Israel’s Biggest Housing Lottery of 2026 Is Now Open: Nearly 8,000 Discounted Apartments Across 19 Cities, With Priority for Reservists
For tens of thousands of Israelis who’ve watched apartment prices climb out of reach, the next two weeks are going to feel like playing for the jackpot of their lives. The Ministry of Construction and Housing and the Israel Land Authority have officially opened registration for the 11th round of Dira B’Hanacha, the country’s flagship discounted housing program, offering a staggering 7,922 subsidized apartments in 19 cities and towns across the country. It’s the largest lottery of the year, and the discounts on offer can shave hundreds of thousands of shekels off the price of a brand-new apartment.

For anyone new to the program, Dira B’Hanacha, literally “Apartment at a Discount,” is Israel’s main vehicle for making homeownership accessible to first-time buyers in a market where the dream feels further away every year. It’s the successor to the well-known Mechir Lamishtaken program launched roughly a decade ago, and it works on a simple premise: the state allocates land to developers at reduced rates, and in exchange, the developers agree to sell a large share of the apartments they build, usually 50 to 60 percent, at prices that are typically 20 to 30 percent below market value. The apartments are then distributed through a lottery system. Winners don’t get a cash prize. They get the right to buy a new apartment at a price that can feel almost surreal compared to what their neighbors paid a year earlier.

This round is being described by industry insiders as one of the most interesting in years, because of where the inventory is concentrated. Maale Adumim, just east of Jerusalem in Judea and Samaria, leads the list with 1,663 units, its 16th local lottery and a reflection of how popular the city has become with young Anglo and Israeli families priced out of the capital. Kiryat Gat follows with 1,433 units, and Kfar Saba rounds out the top three with 1,045 apartments, a rare opportunity for discounted housing in the high-demand center of the country. The remaining 16 localities span the full geography of the state, from Nahariya in the north to Eilat in the south: Mazkeret Batya (427), Beit Shemesh (425), Rekhasim (405), Beit Dagan (399), Kadima-Tzoran (315), Bat Hefer (271), Hadera (268), Ashdod (256), Nahariya (218), Bnei Ayish (179), Rishon LeZion (148), Kfar Manda (131), Yehud (121), Eilat (99), Yokneam Illit (89), and Rehovot (30).

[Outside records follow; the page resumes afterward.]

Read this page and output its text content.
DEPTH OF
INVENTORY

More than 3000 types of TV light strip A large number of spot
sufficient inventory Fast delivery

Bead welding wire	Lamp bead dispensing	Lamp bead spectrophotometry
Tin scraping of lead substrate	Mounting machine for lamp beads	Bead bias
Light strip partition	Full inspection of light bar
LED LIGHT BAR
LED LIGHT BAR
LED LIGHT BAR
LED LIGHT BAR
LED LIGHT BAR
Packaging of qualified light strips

The math, for those lucky enough to win, is genuinely life-changing. In Kfar Saba’s newer neighborhoods, a four-room apartment currently goes for between 2.3 and 2.7 million shekels on the open market. A 20 to 25 percent discount through the lottery translates into savings of 600,000 to 800,000 shekels per apartment. In Maale Adumim, where prices already run 30 to 50 percent below comparable Jerusalem properties, the layered discount can turn a new apartment into one of the best deals in the country. And the savings don’t end at the sticker price. Winners whose apartments are valued under 1.5 million shekels can put down as little as 10 percent, instead of the usual 25 to 30 percent required of mortgage applicants on the open market. In peripheral regions, additional grants of up to 60,000 shekels are available.
Under the directive of Housing Minister Chaim Katz, up to 50 percent of the apartments in this round are being reserved for active reservists, with about a quarter of those allocated specifically to combat reservists, a continuation of the wartime policy prioritizing those bearing the security burden. Katz framed the move bluntly, saying the enemy wants to destroy while Israel keeps building. Local residents, known as bnei makom, also receive preferential scoring for lotteries held in their home city, which meaningfully improves their odds.

The program isn’t without its complications, and anyone registering needs to understand what they’re signing up for. Winners are locked into a purchase agreement, construction timelines on many projects stretch two to five years (and sometimes longer if building permits are still pending), and resale restrictions prevent winners from selling the apartment for five years from the occupancy certificate or seven years from the lottery date, whichever comes first. Prices are also linked to Israel’s construction cost index, meaning the final price can creep upward before the keys are handed over. For investors chasing liquidity, this isn’t the vehicle. But for a young couple, a family of reservists, or a first-time buyer who plans to live in the apartment for the long haul, the upside is hard to match anywhere else in the Israeli market.

Registration is open to Israelis without an apartment who hold a valid eligibility certificate, which can still be issued online through the three authorized companies, Milgam, Alonim, and Me’of, until the end of April. Applicants can register in up to three different cities to maximize their odds, and demand is already overwhelming the portal, with site operators reporting heavy traffic since the lottery opened. With housing prices in Israel rising for a second straight month after the ceasefire and supply finally starting to catch up to years of pent-up demand, this round of Dira B’Hanacha may be one of the most consequential opportunities the market has produced in a long time.